The residents at Sarah’s… an Oasis for Women have continued to check-in with Cheryl Behrent, Director, on a weekly basis and wear masks while out of their rooms as much as possible. However, unlike staying at home where one has access to a private bathroom and kitchen space, residents must share communal spaces. With 29 residents currently at Sarah’s it is almost impossible to have only one woman use the kitchen or one person access the laundry room at a time. Add to this that most residents have escaped places of violence and captivity, staying in one’s room starts to appear more and more dire. The women of Sarah’s are survivors and strong fighters though, they continue to persevere and work toward their goals as much as they can.
The two snapshots below are from two women: one furloughed and one an essential worker.
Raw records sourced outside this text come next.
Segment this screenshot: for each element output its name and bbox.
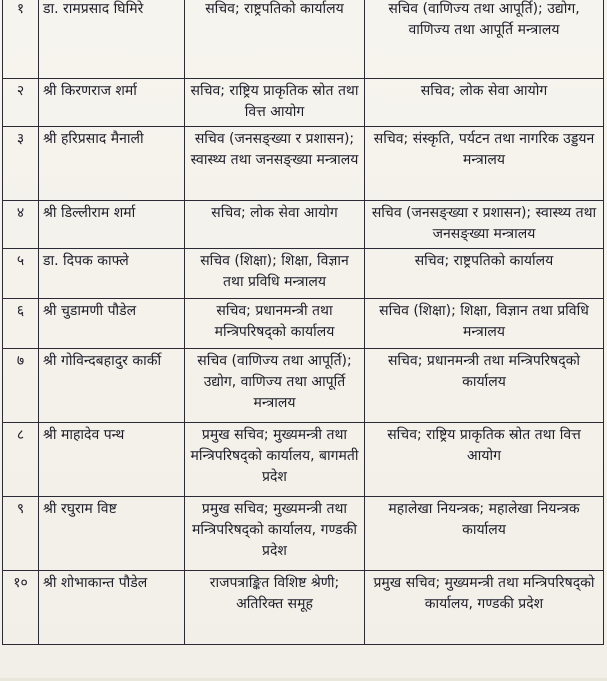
- table-row: [3, 201, 604, 249]
- table-row: [3, 423, 604, 497]
- table-row: [3, 79, 604, 127]
- official-name: श्री रघुराम विष्ट: [39, 497, 185, 571]
- row-number: २: [3, 79, 39, 127]
- new-post: सचिव; प्रधानमन्त्री तथा मन्त्रिपरिषद्को कार्यालय: [365, 349, 604, 423]
- row-number: १०: [3, 571, 39, 645]
- new-post: सचिव; लोक सेवा आयोग: [365, 79, 604, 127]
- table-row: [3, 571, 604, 645]
- current-post: सचिव; राष्ट्रपतिको कार्यालय: [185, 0, 365, 79]
- current-post: सचिव; लोक सेवा आयोग: [185, 201, 365, 249]
- row-number: ५: [3, 249, 39, 299]
- current-post: सचिव; राष्ट्रिय प्राकृतिक स्रोत तथा वित्त आयोग: [185, 79, 365, 127]
- row-number: ७: [3, 349, 39, 423]
- table-row: [3, 249, 604, 299]
- table-row: [3, 497, 604, 571]
- official-name: श्री शोभाकान्त पौडेल: [39, 571, 185, 645]
- table-row: [3, 349, 604, 423]
- new-post: सचिव (जनसङ्ख्या र प्रशासन); स्वास्थ्य तथा जनसङ्ख्या मन्त्रालय: [365, 201, 604, 249]
- current-post: सचिव; प्रधानमन्त्री तथा मन्त्रिपरिषद्को कार्यालय: [185, 299, 365, 349]
- secretary-transfer-table: [2, 0, 604, 645]
- new-post: प्रमुख सचिव; मुख्यमन्त्री तथा मन्त्रिपरिषद्को कार्यालय, गण्डकी प्रदेश: [365, 571, 604, 645]
- row-number: ८: [3, 423, 39, 497]
- official-name: श्री डिल्लीराम शर्मा: [39, 201, 185, 249]
- new-post: सचिव; राष्ट्रपतिको कार्यालय: [365, 249, 604, 299]
- row-number: १: [3, 0, 39, 79]
- row-number: ९: [3, 497, 39, 571]
- current-post: सचिव (शिक्षा); शिक्षा, विज्ञान तथा प्रविधि मन्त्रालय: [185, 249, 365, 299]
- official-name: श्री किरणराज शर्मा: [39, 79, 185, 127]
- current-post: सचिव (जनसङ्ख्या र प्रशासन); स्वास्थ्य तथा जनसङ्ख्या मन्त्रालय: [185, 127, 365, 201]
- official-name: श्री चुडामणी पौडेल: [39, 299, 185, 349]
- table-row: [3, 299, 604, 349]
- table-row: [3, 127, 604, 201]
- current-post: राजपत्राङ्कित विशिष्ट श्रेणी; अतिरिक्त समूह: [185, 571, 365, 645]
- row-number: ६: [3, 299, 39, 349]
- official-name: श्री हरिप्रसाद मैनाली: [39, 127, 185, 201]
- current-post: प्रमुख सचिव; मुख्यमन्त्री तथा मन्त्रिपरिषद्को कार्यालय, बागमती प्रदेश: [185, 423, 365, 497]
- current-post: सचिव (वाणिज्य तथा आपूर्ति); उद्योग, वाणिज्य तथा आपूर्ति मन्त्रालय: [185, 349, 365, 423]
- table-row: [3, 0, 604, 79]
- new-post: सचिव; राष्ट्रिय प्राकृतिक स्रोत तथा वित्त आयोग: [365, 423, 604, 497]
- new-post: सचिव; संस्कृति, पर्यटन तथा नागरिक उड्डयन मन्त्रालय: [365, 127, 604, 201]
- row-number: ३: [3, 127, 39, 201]
- new-post: सचिव (शिक्षा); शिक्षा, विज्ञान तथा प्रविधि मन्त्रालय: [365, 299, 604, 349]
- new-post: सचिव (वाणिज्य तथा आपूर्ति); उद्योग, वाणिज्य तथा आपूर्ति मन्त्रालय: [365, 0, 604, 79]
- new-post: महालेखा नियन्त्रक; महालेखा नियन्त्रक कार्यालय: [365, 497, 604, 571]
- official-name: डा. दिपक काफ्ले: [39, 249, 185, 299]
- official-name: श्री गोविन्दबहादुर कार्की: [39, 349, 185, 423]
- official-name: डा. रामप्रसाद घिमिरे: [39, 0, 185, 79]
- current-post: प्रमुख सचिव; मुख्यमन्त्री तथा मन्त्रिपरिषद्को कार्यालय, गण्डकी प्रदेश: [185, 497, 365, 571]
- official-name: श्री माहादेव पन्थ: [39, 423, 185, 497]
- row-number: ४: [3, 201, 39, 249]
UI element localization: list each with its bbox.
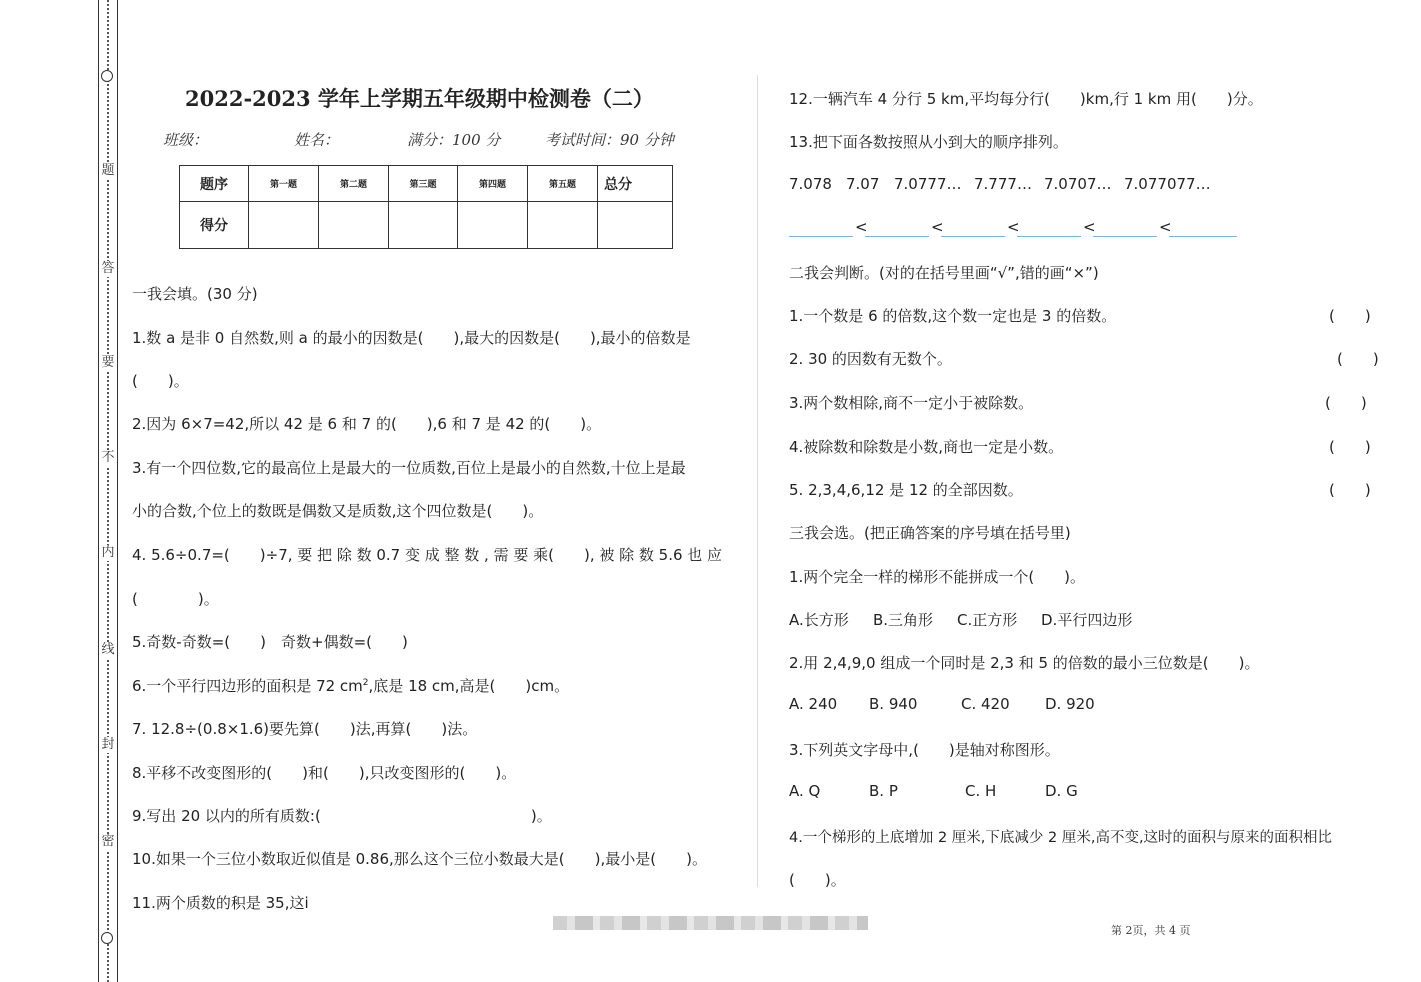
less-than: < bbox=[1007, 218, 1020, 236]
score-header: 第一题 bbox=[249, 166, 319, 202]
question-text: 2.因为 6×7=42,所以 42 是 6 和 7 的( ),6 和 7 是 42 的( )。 bbox=[132, 415, 602, 433]
question-text: 9.写出 20 以内的所有质数:( )。 bbox=[132, 807, 552, 825]
choice-option: A. Q bbox=[789, 782, 821, 800]
answer-blank[interactable] bbox=[941, 236, 1005, 237]
question-text: 13.把下面各数按照从小到大的顺序排列。 bbox=[789, 133, 1068, 151]
answer-blank[interactable] bbox=[865, 236, 929, 237]
score-cell[interactable] bbox=[319, 202, 389, 249]
question-text: 10.如果一个三位小数取近似值是 0.86,那么这个三位小数最大是( ),最小是( )。 bbox=[132, 850, 707, 868]
choice-question: ( )。 bbox=[789, 871, 846, 889]
exam-title: 2022-2023 学年上学期五年级期中检测卷（二） bbox=[185, 86, 654, 111]
margin-circle-bottom bbox=[101, 932, 113, 944]
full-score: 满分：100 分 bbox=[407, 131, 501, 149]
choice-question: 4.一个梯形的上底增加 2 厘米,下底减少 2 厘米,高不变,这时的面积与原来的面积相比 bbox=[789, 830, 1333, 846]
score-table bbox=[179, 165, 673, 249]
name-label: 姓名： bbox=[294, 131, 340, 149]
choice-option: C.正方形 bbox=[957, 611, 1018, 629]
question-text: 5.奇数-奇数=( ) 奇数+偶数=( ) bbox=[132, 633, 408, 651]
judge-item: 4.被除数和除数是小数,商也一定是小数。 bbox=[789, 438, 1064, 456]
score-row-label: 得分 bbox=[180, 202, 249, 249]
question-text: 12.一辆汽车 4 分行 5 km,平均每分行( )km,行 1 km 用( )分。 bbox=[789, 90, 1263, 108]
choice-question: 1.两个完全一样的梯形不能拼成一个( )。 bbox=[789, 568, 1086, 586]
answer-paren[interactable]: ( ) bbox=[1329, 307, 1371, 325]
column-divider bbox=[757, 75, 758, 887]
less-than: < bbox=[1083, 218, 1096, 236]
less-than: < bbox=[931, 218, 944, 236]
answer-paren[interactable]: ( ) bbox=[1329, 438, 1371, 456]
choice-option: A.长方形 bbox=[789, 611, 849, 629]
margin-circle-top bbox=[101, 70, 113, 82]
question-text: 11.两个质数的积是 35,这i bbox=[132, 894, 309, 912]
number-item: 7.0707… bbox=[1044, 175, 1112, 193]
number-item: 7.0777… bbox=[894, 175, 962, 193]
choice-option: B. 940 bbox=[869, 695, 918, 713]
choice-option: B.三角形 bbox=[873, 611, 934, 629]
score-header: 第二题 bbox=[319, 166, 389, 202]
score-header: 总分 bbox=[598, 166, 673, 202]
score-header: 第三题 bbox=[389, 166, 458, 202]
answer-blank[interactable] bbox=[1093, 236, 1157, 237]
margin-char: 封 bbox=[101, 737, 115, 752]
question-text: ( )。 bbox=[132, 590, 219, 608]
class-label: 班级： bbox=[163, 131, 209, 149]
q6-text-end: ,底是 18 cm,高是( )cm。 bbox=[368, 677, 570, 695]
question-text: 8.平移不改变图形的( )和( ),只改变图形的( )。 bbox=[132, 764, 517, 782]
choice-option: D. 920 bbox=[1045, 695, 1095, 713]
margin-char: 答 bbox=[101, 261, 115, 276]
number-item: 7.077077… bbox=[1124, 175, 1211, 193]
answer-blank[interactable] bbox=[1169, 236, 1237, 237]
page-indicator: 第 2页，共 4 页 bbox=[1111, 924, 1191, 937]
score-header: 题序 bbox=[180, 166, 249, 202]
score-cell[interactable] bbox=[389, 202, 458, 249]
score-header: 第四题 bbox=[458, 166, 528, 202]
q6-superscript: 2 bbox=[362, 678, 369, 688]
q6-text: 6.一个平行四边形的面积是 72 cm bbox=[132, 677, 363, 695]
answer-paren[interactable]: ( ) bbox=[1329, 481, 1371, 499]
number-item: 7.078 bbox=[789, 175, 832, 193]
score-cell[interactable] bbox=[249, 202, 319, 249]
margin-char: 内 bbox=[101, 545, 115, 560]
choice-option: B. P bbox=[869, 782, 898, 800]
score-cell[interactable] bbox=[528, 202, 598, 249]
less-than: < bbox=[855, 218, 868, 236]
question-text: 1.数 a 是非 0 自然数,则 a 的最小的因数是( ),最大的因数是( ),最小的倍数是 bbox=[132, 329, 691, 347]
answer-blank[interactable] bbox=[1017, 236, 1081, 237]
section-heading: 三我会选。(把正确答案的序号填在括号里) bbox=[789, 524, 1071, 542]
answer-paren[interactable]: ( ) bbox=[1337, 350, 1379, 368]
choice-question: 2.用 2,4,9,0 组成一个同时是 2,3 和 5 的倍数的最小三位数是( )。 bbox=[789, 654, 1260, 672]
score-cell[interactable] bbox=[458, 202, 528, 249]
judge-item: 2. 30 的因数有无数个。 bbox=[789, 350, 952, 368]
choice-option: C. H bbox=[965, 782, 997, 800]
margin-char: 不 bbox=[101, 450, 115, 465]
choice-option: A. 240 bbox=[789, 695, 838, 713]
answer-paren[interactable]: ( ) bbox=[1325, 394, 1367, 412]
choice-option: D. G bbox=[1045, 782, 1078, 800]
less-than: < bbox=[1159, 218, 1172, 236]
choice-option: D.平行四边形 bbox=[1041, 611, 1133, 629]
choice-question: 3.下列英文字母中,( )是轴对称图形。 bbox=[789, 741, 1060, 759]
number-item: 7.777… bbox=[974, 175, 1032, 193]
blurred-watermark bbox=[553, 916, 868, 930]
margin-char: 密 bbox=[101, 834, 115, 849]
margin-char: 线 bbox=[101, 642, 115, 657]
question-text: 小的合数,个位上的数既是偶数又是质数,这个四位数是( )。 bbox=[132, 502, 544, 520]
exam-time: 考试时间：90 分钟 bbox=[545, 131, 674, 149]
judge-item: 1.一个数是 6 的倍数,这个数一定也是 3 的倍数。 bbox=[789, 307, 1117, 325]
choice-option: C. 420 bbox=[961, 695, 1010, 713]
question-text: 4. 5.6÷0.7=( )÷7, 要 把 除 数 0.7 变 成 整 数 , 需 要 乘( ), 被 除 数 5.6 也 应 bbox=[132, 546, 723, 564]
question-text: 7. 12.8÷(0.8×1.6)要先算( )法,再算( )法。 bbox=[132, 720, 478, 738]
margin-outer-line bbox=[98, 0, 99, 982]
judge-item: 5. 2,3,4,6,12 是 12 的全部因数。 bbox=[789, 481, 1023, 499]
section-heading: 二我会判断。(对的在括号里画“√”,错的画“×”) bbox=[789, 264, 1099, 282]
score-cell[interactable] bbox=[598, 202, 673, 249]
margin-char: 要 bbox=[101, 355, 115, 370]
question-text: 3.有一个四位数,它的最高位上是最大的一位质数,百位上是最小的自然数,十位上是最 bbox=[132, 459, 686, 477]
margin-inner-line bbox=[117, 0, 118, 982]
section-heading: 一我会填。(30 分) bbox=[132, 285, 258, 303]
margin-char: 题 bbox=[101, 163, 115, 178]
judge-item: 3.两个数相除,商不一定小于被除数。 bbox=[789, 394, 1034, 412]
answer-blank[interactable] bbox=[789, 236, 853, 237]
question-text bbox=[132, 675, 569, 696]
score-header: 第五题 bbox=[528, 166, 598, 202]
question-text: ( )。 bbox=[132, 372, 189, 390]
number-item: 7.07 bbox=[846, 175, 880, 193]
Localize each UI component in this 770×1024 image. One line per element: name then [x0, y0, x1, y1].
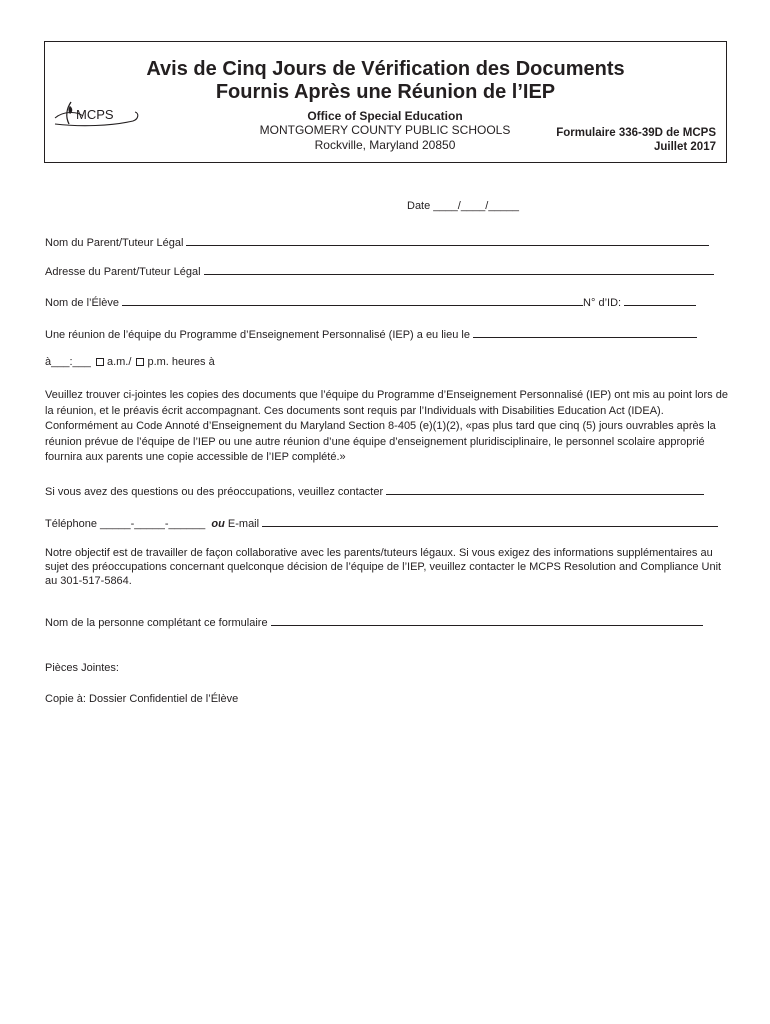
completer-row [45, 615, 703, 629]
email-label: E-mail [227, 518, 260, 530]
student-id-label: N° d’ID: [583, 297, 622, 309]
date-field[interactable]: Date ____/____/_____ [407, 200, 519, 212]
pm-label: p.m. heures à [147, 356, 215, 368]
student-id-field[interactable] [624, 295, 696, 306]
form-header [44, 41, 727, 163]
meeting-label: Une réunion de l’équipe du Programme d’Enseignement Personnalisé (IEP) a eu lieu le [45, 329, 470, 341]
meeting-row [45, 327, 697, 341]
form-title-line2: Fournis Après une Réunion de l’IEP [215, 81, 556, 103]
completer-label: Nom de la personne complétant ce formulaire [45, 617, 268, 629]
district-name: MONTGOMERY COUNTY PUBLIC SCHOOLS [259, 123, 511, 137]
student-name-field[interactable] [122, 295, 583, 306]
contact-label: Si vous avez des questions ou des préoccupations, veuillez contacter [45, 486, 384, 498]
meeting-time-field[interactable]: à___:___ [45, 356, 91, 368]
district-address: Rockville, Maryland 20850 [314, 138, 456, 152]
form-title-line1: Avis de Cinq Jours de Vérification des Documents [146, 58, 625, 80]
parent-address-label: Adresse du Parent/Tuteur Légal [45, 266, 201, 278]
student-name-label: Nom de l’Élève [45, 297, 119, 309]
or-label: ou [211, 518, 225, 530]
attachments-label: Pièces Jointes: [45, 662, 119, 674]
meeting-time-row [45, 356, 215, 368]
collaboration-paragraph: Notre objectif est de travailler de façon collaborative avec les parents/tuteurs légaux. Si vous exigez des informations supplémentaires au sujet des préoccupations concernant quelconque décision de l’équipe de l’IEP, veuillez contacter le MCPS Resolution and Compliance Unit au 301-517-5864. [45, 547, 722, 587]
phone-field[interactable]: Téléphone _____-_____-______ [45, 518, 206, 530]
am-label: a.m./ [106, 356, 132, 368]
email-field[interactable] [262, 516, 718, 527]
completer-field[interactable] [271, 615, 703, 626]
copy-to-label: Copie à: Dossier Confidentiel de l’Élève [45, 693, 239, 705]
pm-checkbox[interactable] [136, 358, 144, 366]
am-checkbox[interactable] [96, 358, 104, 366]
meeting-date-field[interactable] [473, 327, 697, 338]
student-row [45, 295, 696, 309]
mcps-logo-icon [51, 94, 143, 134]
parent-name-row [45, 235, 709, 249]
phone-email-row [45, 516, 718, 530]
parent-name-field[interactable] [186, 235, 709, 246]
parent-address-row [45, 264, 714, 278]
parent-name-label: Nom du Parent/Tuteur Légal [45, 237, 184, 249]
parent-address-field[interactable] [204, 264, 714, 275]
form-date: Juillet 2017 [653, 141, 716, 153]
documents-paragraph: Veuillez trouver ci-jointes les copies des documents que l’équipe du Programme d’Enseignement Personnalisé (IEP) ont mis au point lors de la réunion, et le préavis écrit accompagnant. Ces documents sont requis par l’Individuals with Disabilities Education Act (IDEA). Conformément au Code Annoté d’Enseignement du Maryland Section 8-405 (e)(1)(2), «pas plus tard que cinq (5) jours ouvrables après la réunion prévue de l’équipe de l’IEP ou une autre réunion d’une équipe d’enseignement pluridisciplinaire, le personnel scolaire approprié fournira aux parents une copie accessible de l’IEP complété.» [45, 389, 728, 463]
logo-text: MCPS [76, 107, 114, 122]
contact-row [45, 484, 704, 498]
office-name: Office of Special Education [307, 109, 463, 123]
form-number: Formulaire 336-39D de MCPS [556, 127, 716, 139]
contact-field[interactable] [386, 484, 704, 495]
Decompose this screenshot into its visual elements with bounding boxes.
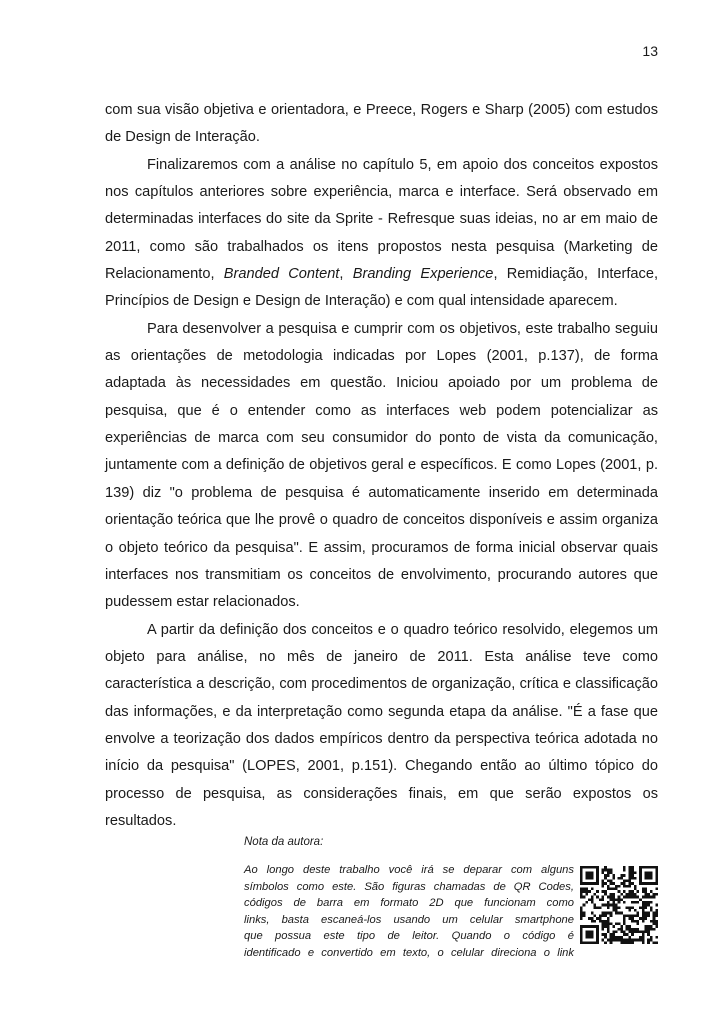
text-segment: ,: [339, 266, 353, 283]
body-text: [105, 97, 658, 835]
text-line: com sua visão objetiva e orientadora, e Preece, Rogers e Sharp (2005) com estudos: [105, 102, 658, 118]
author-note: [244, 834, 574, 961]
text-line: pudessem estar relacionados.: [105, 594, 300, 611]
text-line: Princípios de Design e Design de Interação) e com qual intensidade aparecem.: [105, 293, 618, 310]
italic-term-branding-experience: Branding Experience: [352, 266, 494, 283]
text-line: juntamente com a definição de objetivos geral e específicos. E como Lopes (2001, p.: [105, 457, 658, 474]
note-line: símbolos como este. São figuras chamadas de QR Codes,: [244, 880, 574, 893]
text-line: 139) diz "o problema de pesquisa é automaticamente inserido em determinada: [105, 484, 658, 501]
paragraph-start-line: A partir da definição dos conceitos e o quadro teórico resolvido, elegemos um: [147, 621, 658, 638]
text-line: das informações, e da interpretação como segunda etapa da análise. "É a fase que: [105, 703, 658, 720]
text-line: experiências de marca com seu consumidor do ponto de vista da comunicação,: [105, 430, 658, 447]
text-segment: Relacionamento,: [105, 266, 224, 283]
text-line: início da pesquisa" (LOPES, 2001, p.151). Chegando então ao último tópico do: [105, 758, 658, 775]
text-line: interfaces nos transmitiam os conceitos de envolvimento, procurando autores que: [105, 566, 658, 583]
text-line-with-italics: [105, 261, 658, 288]
text-line: característica a descrição, com procedimentos de organização, crítica e classificação: [105, 676, 658, 693]
text-line: as orientações de metodologia indicadas por Lopes (2001, p.137), de forma: [105, 348, 658, 365]
note-text: [244, 862, 574, 961]
note-title: Nota da autora:: [244, 836, 324, 848]
text-line: adaptada às necessidades em questão. Iniciou apoiado por um problema de: [105, 375, 658, 392]
text-line: determinadas interfaces do site da Sprite - Refresque suas ideias, no ar em maio de: [105, 211, 658, 228]
note-line: identificado e convertido em texto, o celular direciona o link: [244, 946, 574, 959]
paragraph-start-line: Para desenvolver a pesquisa e cumprir com os objetivos, este trabalho seguiu: [147, 320, 658, 337]
text-line: nos capítulos anteriores sobre experiência, marca e interface. Será observado em: [105, 184, 658, 201]
note-line: Ao longo deste trabalho você irá se deparar com alguns: [244, 864, 574, 876]
note-line: códigos de barra em formato 2D que funcionam como: [244, 897, 574, 909]
text-line: orientação teórica que lhe provê o quadro de conceitos disponíveis e assim organiza: [105, 512, 658, 529]
text-line: pesquisa, que é o entender como as interfaces web podem potencializar as: [105, 402, 658, 419]
text-line: resultados.: [105, 812, 177, 829]
text-line: de Design de Interação.: [105, 129, 260, 146]
note-line: links, basta escaneá-los usando um celular smartphone: [244, 913, 574, 926]
text-line: envolve a teorização dos dados empíricos dentro da perspectiva teórica adotada no: [105, 730, 658, 747]
text-line: processo de pesquisa, as considerações finais, em que serão expostos os: [105, 785, 658, 802]
italic-term-branded-content: Branded Content: [223, 266, 340, 283]
page-number: 13: [642, 43, 658, 59]
text-line: 2011, como são trabalhados os itens propostos nesta pesquisa (Marketing de: [105, 238, 658, 255]
paragraph-start-line: Finalizaremos com a análise no capítulo 5, em apoio dos conceitos expostos: [147, 156, 658, 173]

“I take the bus usually and these days I’m afraid to do it because even if there are only a few people on the bus, it’s hard to know what others are doing to be safe. I am not working right now anyway. Both of my jobs stopped having me come on site during the second week in March and now one pays me still about half of what I made before and the other one has stopped paying as it was only part-time at a school. I don’t know whether either will start again in the future. I am worried about what this will mean for me moving out of Sarah’s because now I don’t have the income I had and still have a lot of obligations for my family back home and my own needs. I will still contribute to Sarah’s during this time because I received the stimulus check and I can help in that way. Thanks for having someone pick up my medications for me from the pharmacy since I don’t feel comfortable going anywhere. My health isn’t good. I wear a mask around Sarah’s whenever I leave my room but most of the time I stay in my room. Thank you for providing enough food for all of us staying home so that we can eat well to stay healthy.”
“Right now I am afraid for myself and everyone else at Sarah’s. I have to go to work because I work in a nursing home. They are pretty careful about checking us every day and I don’t have as many hours. Though before all of this I really loved my job, I am afraid going to work every day because on top of many other things that are stressful for me about my family not being safe with COVID-19 also happening back home in my home country and the conditions there not being good, trying to get my life together enough that I can afford housing on my own which I was nearly ready for before this, we are all trying to stay well and keep others well too. I feel like I am needed and cannot leave this job now even though I stopped sleeping well because of it. I get rides with other people instead of taking the bus because that is scary for me too. We are so blessed to have Sarah’s because where else could I possibly go right now?”